I am beautiful, with long white hair, pink skin and eyes. My complexion is pure as snow, but never as cold. Yes, P. T. pays me because people want to see me, but please don’t think I’m a freak.

Tentman

I was a tentman. I pounded the stakes, raised the poles, and hoisted the canvas of the big top. I was always pounding down stakes and pulling them up. Town after town, always happy to be arriving, and happy to be leaving. When I bought this farm, I built a house, and let the wagon rot in the brambles. For the first time, I belonged in a place where I was going to stay.

Clown

It’s a job. The costume, the makeup, and the routine.
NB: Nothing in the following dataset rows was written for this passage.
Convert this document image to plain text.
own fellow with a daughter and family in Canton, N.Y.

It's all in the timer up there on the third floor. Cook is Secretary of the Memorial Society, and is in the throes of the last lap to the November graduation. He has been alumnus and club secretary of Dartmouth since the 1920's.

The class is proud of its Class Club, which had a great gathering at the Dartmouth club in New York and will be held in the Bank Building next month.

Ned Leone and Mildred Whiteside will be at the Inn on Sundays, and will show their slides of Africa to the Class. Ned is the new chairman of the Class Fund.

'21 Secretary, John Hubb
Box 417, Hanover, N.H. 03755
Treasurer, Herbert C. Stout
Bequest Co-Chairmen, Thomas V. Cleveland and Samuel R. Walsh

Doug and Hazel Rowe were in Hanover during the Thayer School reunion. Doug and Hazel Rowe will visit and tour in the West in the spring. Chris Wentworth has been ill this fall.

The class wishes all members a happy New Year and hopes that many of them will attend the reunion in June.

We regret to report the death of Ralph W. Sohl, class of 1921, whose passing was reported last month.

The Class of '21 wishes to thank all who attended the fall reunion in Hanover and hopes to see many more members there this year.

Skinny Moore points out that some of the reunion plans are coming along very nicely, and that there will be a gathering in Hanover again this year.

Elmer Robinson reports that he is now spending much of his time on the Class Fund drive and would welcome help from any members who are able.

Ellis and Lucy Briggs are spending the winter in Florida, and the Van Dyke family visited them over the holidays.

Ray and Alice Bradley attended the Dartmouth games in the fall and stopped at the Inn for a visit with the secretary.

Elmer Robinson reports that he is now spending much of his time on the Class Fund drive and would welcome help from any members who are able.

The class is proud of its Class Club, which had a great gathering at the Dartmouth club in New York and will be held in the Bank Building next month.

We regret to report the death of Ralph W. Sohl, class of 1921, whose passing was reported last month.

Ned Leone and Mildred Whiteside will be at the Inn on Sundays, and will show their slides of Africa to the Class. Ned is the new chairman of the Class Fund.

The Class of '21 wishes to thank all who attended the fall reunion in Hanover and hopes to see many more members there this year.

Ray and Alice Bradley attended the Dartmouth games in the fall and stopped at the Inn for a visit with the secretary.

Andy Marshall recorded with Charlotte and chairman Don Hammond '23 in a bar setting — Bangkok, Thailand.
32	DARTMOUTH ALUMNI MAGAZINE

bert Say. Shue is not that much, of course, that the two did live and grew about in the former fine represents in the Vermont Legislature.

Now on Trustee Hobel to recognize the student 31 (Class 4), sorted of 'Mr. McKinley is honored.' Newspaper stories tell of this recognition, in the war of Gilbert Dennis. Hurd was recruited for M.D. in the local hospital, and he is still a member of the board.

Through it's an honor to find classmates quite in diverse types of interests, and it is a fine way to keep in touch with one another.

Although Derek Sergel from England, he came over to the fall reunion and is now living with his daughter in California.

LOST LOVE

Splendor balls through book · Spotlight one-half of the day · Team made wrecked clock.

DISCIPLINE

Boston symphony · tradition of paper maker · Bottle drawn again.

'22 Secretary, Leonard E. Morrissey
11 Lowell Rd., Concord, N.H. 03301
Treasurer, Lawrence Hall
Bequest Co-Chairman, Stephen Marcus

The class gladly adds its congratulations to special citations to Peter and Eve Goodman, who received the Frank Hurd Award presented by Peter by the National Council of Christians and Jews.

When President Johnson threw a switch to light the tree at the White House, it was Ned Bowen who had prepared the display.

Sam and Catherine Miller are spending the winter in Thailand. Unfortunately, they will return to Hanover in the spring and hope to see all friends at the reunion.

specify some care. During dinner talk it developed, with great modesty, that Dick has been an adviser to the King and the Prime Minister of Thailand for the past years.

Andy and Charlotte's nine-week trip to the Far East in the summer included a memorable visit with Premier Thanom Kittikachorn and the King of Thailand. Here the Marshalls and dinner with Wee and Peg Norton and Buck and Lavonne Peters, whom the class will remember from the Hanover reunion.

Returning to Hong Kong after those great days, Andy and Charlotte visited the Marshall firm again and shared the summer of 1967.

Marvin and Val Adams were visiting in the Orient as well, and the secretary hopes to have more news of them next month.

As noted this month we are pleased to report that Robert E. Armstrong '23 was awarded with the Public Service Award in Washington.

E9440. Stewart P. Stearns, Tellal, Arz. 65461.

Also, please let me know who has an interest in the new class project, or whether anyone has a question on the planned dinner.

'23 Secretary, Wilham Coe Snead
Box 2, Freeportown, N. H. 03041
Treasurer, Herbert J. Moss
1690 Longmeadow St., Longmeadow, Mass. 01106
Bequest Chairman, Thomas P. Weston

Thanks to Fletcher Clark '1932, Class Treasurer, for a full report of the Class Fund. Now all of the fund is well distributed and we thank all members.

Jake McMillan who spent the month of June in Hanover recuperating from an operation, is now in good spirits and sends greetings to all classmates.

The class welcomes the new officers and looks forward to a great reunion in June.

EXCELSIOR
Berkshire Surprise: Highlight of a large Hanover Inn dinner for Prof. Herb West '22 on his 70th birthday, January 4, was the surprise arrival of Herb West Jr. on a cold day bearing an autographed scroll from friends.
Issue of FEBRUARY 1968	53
Great clowns of history have developed my gags, my gown, my exaggerated smile. The act changes you. I have become a whiteface. My father was both a priest and a whiteface. Both professions assume a demeanor to affect a change. Without us clowns, the circus would fail, because we fill in all the gaps to hold it together. It takes buffoonery, a bit of exaggeration, for most people to see how ridiculous they are, and how surprising normal events can be. People think they’re laughing at us, but, really, they’re laughing at themselves.

Carnies

Tentman and barker, busker and vaulter, juggler, candy butcher, knife thrower, acrobat, stilt walker and gurner, sword swallower, cook, acrobat and driver in no particular order, everyone has more than one job in a traveling circus. The strongman, for example, is slow but good to call on in a fight. “Hey, Rube!”